Where there are thousands of fantastic photographers there are hundreds of thousands of amateurs who have taken fantastic photographs. I've had to think a bit lately about what separates the two. Some very well established photographers have posted work up on Flickr or on their personal site that I thought - ehhh, that's okay. Likewise, some very average photographers have posted some striking photos on Flickr that draw my admiration.

What is it that gives a photo that "WOW" factor? I think it's the ability to give notice to things and move us by visuals that nearly everyone else takes for granted. It is also the ability to tell a story in a unique way, such as Carl Iwasaki's famous photo of teenagers going steady. Sometimes it's an unexpected gamble that produces a photograph, like Phitar's photo: salomé spinning. Sometimes it's just seeing a detail in the environment that others overlook.

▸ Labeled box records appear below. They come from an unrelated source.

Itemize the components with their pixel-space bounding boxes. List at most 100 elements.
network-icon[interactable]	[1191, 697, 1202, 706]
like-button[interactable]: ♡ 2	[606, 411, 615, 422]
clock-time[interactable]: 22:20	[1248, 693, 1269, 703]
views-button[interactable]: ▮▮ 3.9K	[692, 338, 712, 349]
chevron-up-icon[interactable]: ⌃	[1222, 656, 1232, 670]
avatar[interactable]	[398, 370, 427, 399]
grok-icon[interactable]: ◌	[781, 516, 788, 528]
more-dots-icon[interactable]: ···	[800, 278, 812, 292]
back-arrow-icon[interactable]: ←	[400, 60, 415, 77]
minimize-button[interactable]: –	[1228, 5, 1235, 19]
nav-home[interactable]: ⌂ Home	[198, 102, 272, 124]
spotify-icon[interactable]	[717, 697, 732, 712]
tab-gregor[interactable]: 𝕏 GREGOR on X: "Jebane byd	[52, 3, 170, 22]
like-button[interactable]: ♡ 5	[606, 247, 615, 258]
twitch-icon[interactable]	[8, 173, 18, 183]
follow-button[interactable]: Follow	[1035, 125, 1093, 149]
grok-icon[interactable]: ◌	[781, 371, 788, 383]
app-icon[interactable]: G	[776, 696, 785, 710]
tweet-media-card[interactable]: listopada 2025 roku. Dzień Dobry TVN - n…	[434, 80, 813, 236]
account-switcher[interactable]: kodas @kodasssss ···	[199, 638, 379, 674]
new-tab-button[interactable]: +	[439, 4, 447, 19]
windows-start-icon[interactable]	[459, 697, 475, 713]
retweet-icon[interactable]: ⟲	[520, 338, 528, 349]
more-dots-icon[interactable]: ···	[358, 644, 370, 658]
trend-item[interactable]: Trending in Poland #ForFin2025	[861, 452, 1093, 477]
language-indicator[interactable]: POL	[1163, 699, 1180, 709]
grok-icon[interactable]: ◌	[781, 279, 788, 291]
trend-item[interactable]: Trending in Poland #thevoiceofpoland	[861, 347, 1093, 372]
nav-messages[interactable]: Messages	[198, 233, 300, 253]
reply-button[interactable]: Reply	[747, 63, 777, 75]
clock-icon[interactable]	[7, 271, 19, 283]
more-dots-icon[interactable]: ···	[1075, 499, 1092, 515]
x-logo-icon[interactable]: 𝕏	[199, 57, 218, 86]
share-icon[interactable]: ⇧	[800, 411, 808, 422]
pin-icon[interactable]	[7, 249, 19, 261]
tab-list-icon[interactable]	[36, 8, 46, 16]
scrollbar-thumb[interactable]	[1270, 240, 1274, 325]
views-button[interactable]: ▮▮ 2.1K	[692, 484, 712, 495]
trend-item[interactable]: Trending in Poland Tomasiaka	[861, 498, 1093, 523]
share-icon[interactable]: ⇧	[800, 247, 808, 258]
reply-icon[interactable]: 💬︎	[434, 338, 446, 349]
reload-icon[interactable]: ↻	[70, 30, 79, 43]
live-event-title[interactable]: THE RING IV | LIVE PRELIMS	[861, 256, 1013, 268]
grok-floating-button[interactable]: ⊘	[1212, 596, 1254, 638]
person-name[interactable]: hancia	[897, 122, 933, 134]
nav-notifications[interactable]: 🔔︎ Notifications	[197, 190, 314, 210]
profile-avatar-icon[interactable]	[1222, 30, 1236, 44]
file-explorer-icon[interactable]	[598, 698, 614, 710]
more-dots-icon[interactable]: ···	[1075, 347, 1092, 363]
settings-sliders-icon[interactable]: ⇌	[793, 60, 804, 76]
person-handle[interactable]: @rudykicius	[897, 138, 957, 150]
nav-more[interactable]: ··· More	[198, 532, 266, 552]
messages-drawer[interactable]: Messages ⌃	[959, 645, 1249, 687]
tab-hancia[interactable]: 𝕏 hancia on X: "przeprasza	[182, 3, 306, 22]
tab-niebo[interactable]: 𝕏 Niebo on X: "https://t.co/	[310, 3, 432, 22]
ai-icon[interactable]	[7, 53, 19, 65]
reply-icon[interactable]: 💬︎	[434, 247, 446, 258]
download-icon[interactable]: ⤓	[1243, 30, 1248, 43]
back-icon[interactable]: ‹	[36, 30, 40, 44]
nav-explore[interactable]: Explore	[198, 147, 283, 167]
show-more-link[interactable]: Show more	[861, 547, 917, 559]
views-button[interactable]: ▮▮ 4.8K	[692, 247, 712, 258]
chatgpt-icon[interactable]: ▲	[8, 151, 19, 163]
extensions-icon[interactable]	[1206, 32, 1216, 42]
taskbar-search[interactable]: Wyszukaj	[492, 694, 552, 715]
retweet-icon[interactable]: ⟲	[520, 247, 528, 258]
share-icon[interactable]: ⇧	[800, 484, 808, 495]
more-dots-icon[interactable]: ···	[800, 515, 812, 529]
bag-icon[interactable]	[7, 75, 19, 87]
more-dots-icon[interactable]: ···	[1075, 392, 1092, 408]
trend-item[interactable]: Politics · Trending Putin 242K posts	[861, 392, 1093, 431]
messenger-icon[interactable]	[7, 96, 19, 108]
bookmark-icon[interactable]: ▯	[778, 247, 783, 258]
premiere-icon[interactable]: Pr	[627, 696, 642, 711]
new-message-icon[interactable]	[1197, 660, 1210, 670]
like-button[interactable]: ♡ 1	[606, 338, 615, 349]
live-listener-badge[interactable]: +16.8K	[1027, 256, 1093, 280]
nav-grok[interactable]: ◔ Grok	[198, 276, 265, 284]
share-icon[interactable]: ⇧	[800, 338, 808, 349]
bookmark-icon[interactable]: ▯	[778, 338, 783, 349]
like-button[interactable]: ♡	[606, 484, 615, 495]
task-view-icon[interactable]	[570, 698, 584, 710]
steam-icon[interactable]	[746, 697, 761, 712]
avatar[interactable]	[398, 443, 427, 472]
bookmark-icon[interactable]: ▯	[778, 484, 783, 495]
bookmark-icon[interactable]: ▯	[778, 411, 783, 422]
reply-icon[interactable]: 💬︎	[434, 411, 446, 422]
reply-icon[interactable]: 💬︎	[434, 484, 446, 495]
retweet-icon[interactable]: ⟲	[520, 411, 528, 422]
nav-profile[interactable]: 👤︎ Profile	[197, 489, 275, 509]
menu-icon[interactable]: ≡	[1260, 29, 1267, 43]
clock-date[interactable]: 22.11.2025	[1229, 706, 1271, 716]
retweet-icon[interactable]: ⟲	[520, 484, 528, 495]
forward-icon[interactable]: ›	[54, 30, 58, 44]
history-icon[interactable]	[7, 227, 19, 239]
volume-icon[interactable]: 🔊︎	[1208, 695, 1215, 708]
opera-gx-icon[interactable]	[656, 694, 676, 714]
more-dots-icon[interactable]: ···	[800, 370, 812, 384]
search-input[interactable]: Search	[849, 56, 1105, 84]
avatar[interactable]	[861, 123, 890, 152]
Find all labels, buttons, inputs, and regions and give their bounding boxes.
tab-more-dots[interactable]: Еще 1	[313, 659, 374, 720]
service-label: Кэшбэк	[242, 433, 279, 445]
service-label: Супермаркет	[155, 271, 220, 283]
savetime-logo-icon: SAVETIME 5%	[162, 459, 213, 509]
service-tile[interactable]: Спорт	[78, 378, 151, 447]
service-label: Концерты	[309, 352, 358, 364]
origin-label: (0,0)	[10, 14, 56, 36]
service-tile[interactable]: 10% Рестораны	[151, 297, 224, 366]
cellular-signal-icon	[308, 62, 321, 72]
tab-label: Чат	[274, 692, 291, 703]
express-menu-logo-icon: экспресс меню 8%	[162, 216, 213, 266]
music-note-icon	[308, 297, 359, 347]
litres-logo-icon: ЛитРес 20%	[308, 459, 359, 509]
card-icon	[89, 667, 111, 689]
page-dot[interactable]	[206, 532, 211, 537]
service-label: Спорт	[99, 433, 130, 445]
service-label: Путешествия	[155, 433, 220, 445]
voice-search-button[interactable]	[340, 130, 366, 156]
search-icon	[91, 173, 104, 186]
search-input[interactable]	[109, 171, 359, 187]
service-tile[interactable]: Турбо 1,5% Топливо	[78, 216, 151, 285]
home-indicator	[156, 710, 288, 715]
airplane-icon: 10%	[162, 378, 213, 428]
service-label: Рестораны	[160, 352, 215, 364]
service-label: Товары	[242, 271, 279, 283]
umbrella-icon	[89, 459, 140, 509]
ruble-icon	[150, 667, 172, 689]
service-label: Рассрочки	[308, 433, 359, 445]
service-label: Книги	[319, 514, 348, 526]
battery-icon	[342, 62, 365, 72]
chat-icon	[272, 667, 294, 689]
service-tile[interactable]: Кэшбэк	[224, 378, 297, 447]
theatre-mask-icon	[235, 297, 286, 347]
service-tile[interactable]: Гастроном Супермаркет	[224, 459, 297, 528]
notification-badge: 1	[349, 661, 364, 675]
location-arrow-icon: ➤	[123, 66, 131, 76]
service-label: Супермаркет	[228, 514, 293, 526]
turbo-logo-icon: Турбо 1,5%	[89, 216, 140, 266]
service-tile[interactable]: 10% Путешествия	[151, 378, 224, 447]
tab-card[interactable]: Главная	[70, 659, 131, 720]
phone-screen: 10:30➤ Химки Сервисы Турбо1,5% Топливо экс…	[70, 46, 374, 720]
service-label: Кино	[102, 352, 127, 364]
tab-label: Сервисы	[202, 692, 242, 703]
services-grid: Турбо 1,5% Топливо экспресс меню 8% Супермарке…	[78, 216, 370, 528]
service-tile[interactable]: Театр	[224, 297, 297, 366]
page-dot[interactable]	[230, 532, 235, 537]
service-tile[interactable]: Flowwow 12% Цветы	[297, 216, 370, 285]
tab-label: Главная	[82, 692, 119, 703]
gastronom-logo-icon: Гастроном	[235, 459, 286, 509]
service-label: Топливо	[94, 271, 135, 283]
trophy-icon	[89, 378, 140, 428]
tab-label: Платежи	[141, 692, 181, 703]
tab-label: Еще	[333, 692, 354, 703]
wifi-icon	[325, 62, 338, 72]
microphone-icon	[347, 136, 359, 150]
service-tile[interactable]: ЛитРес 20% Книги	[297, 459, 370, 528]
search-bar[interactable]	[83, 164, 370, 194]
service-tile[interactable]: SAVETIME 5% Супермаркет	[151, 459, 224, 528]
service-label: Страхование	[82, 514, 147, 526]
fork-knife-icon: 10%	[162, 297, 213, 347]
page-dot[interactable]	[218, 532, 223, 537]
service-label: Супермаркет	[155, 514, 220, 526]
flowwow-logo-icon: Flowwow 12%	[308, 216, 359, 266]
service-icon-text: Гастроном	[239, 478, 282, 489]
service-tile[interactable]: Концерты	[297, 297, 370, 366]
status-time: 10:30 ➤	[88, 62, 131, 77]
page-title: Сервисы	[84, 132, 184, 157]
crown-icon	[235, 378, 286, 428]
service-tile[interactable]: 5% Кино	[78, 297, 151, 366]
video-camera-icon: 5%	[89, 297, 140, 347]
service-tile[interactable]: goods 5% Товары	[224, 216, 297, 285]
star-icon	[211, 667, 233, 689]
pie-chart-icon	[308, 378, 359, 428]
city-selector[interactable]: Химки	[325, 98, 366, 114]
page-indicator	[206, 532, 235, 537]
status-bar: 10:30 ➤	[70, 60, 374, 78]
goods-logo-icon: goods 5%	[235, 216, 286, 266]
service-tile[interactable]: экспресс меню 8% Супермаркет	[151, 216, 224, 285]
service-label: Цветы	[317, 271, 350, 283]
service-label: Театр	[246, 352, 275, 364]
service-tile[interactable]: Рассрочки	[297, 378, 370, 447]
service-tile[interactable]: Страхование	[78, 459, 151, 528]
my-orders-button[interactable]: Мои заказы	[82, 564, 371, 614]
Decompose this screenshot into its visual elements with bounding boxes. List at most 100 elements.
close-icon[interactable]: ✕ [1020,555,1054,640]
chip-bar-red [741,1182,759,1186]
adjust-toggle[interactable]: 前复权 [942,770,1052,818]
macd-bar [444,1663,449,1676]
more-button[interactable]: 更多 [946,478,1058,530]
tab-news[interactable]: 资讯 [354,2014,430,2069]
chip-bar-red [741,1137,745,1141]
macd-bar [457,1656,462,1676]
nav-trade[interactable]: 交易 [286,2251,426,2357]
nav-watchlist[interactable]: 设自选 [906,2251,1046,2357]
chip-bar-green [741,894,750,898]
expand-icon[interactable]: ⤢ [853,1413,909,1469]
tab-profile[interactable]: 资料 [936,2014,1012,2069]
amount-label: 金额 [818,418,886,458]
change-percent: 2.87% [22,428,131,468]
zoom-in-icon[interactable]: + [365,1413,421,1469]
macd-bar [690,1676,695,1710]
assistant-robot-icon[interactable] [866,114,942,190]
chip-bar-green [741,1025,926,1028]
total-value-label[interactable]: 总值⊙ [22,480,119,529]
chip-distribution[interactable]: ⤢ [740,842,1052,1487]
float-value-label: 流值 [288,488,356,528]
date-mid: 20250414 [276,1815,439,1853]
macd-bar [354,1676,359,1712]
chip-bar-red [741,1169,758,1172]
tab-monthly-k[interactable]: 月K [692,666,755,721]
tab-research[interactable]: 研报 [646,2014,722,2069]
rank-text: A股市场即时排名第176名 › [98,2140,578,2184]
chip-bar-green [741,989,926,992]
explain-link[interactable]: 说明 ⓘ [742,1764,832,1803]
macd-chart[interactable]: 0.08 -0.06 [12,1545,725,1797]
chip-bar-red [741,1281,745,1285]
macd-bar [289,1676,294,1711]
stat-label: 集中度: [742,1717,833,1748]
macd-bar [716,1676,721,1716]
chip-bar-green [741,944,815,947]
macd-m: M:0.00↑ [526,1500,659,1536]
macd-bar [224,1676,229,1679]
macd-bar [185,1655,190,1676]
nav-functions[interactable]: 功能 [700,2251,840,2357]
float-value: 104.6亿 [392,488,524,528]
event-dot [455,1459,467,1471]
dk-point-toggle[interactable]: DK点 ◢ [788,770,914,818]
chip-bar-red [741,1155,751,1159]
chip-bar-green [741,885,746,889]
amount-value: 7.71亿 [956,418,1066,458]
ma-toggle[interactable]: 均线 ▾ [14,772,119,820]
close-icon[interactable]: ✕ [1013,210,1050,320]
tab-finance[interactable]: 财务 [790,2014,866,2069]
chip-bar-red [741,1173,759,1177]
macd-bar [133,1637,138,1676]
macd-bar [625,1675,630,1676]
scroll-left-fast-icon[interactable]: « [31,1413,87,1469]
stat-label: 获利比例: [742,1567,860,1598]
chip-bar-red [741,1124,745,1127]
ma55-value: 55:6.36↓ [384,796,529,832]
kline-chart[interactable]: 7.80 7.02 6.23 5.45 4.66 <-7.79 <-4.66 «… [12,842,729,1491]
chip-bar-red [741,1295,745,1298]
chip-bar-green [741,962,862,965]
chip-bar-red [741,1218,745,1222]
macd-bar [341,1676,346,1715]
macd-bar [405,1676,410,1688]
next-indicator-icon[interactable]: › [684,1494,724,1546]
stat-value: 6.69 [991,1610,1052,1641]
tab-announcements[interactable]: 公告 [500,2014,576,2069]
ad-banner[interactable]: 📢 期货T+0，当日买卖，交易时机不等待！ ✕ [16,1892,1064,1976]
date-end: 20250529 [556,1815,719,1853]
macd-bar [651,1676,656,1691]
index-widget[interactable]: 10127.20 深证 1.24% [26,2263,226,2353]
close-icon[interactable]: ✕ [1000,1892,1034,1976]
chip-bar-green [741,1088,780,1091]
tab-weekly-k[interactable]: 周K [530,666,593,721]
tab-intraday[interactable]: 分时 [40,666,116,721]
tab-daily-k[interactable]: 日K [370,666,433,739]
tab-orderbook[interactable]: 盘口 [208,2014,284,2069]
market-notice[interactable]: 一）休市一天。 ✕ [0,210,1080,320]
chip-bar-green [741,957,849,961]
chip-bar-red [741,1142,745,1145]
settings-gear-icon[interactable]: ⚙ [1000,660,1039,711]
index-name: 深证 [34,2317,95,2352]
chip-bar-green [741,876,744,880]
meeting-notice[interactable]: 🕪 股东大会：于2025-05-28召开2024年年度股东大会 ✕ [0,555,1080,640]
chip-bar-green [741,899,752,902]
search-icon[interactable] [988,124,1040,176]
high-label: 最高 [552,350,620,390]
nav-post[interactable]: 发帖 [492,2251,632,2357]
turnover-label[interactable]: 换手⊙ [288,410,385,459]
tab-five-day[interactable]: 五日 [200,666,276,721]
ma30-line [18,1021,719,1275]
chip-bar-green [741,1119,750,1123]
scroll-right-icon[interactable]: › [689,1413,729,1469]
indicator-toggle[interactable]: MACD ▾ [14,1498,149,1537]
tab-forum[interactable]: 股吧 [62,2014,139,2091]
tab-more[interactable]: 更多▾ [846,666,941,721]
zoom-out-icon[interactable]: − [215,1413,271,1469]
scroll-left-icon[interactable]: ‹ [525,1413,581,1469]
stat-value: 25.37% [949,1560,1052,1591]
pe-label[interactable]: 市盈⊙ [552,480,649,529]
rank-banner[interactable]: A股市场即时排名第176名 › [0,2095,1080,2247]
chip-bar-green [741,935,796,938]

I could try to imitate, but that only takes me as far as being a good imitator. It seems that in photography, using a fresh approach is what gives any shot the potential. That frustrates me because I feel so stale - writer's-block, inhibition, whatever you wish to call it.

Joseph O. Holmes' gallery of photos of people staring at African veldt dioramas is an extraordinary example of a good artistic result. (These pictures somehow remind me of a related Ray Bradbury story.) It would be amazing to delve into his brain with a few questions: What made him think to do this series (AMNH)? Did he naturally envision the result and go for it, or did it strike him at the moment? Was he inspired to do this work, and if so, what inspired him? Is this an imitation of another piece of art that he's seen? Whatever his answers might be to some of these questions, I think we can all agree that he well deserves the $650 a-piece that each of these photographs sell for.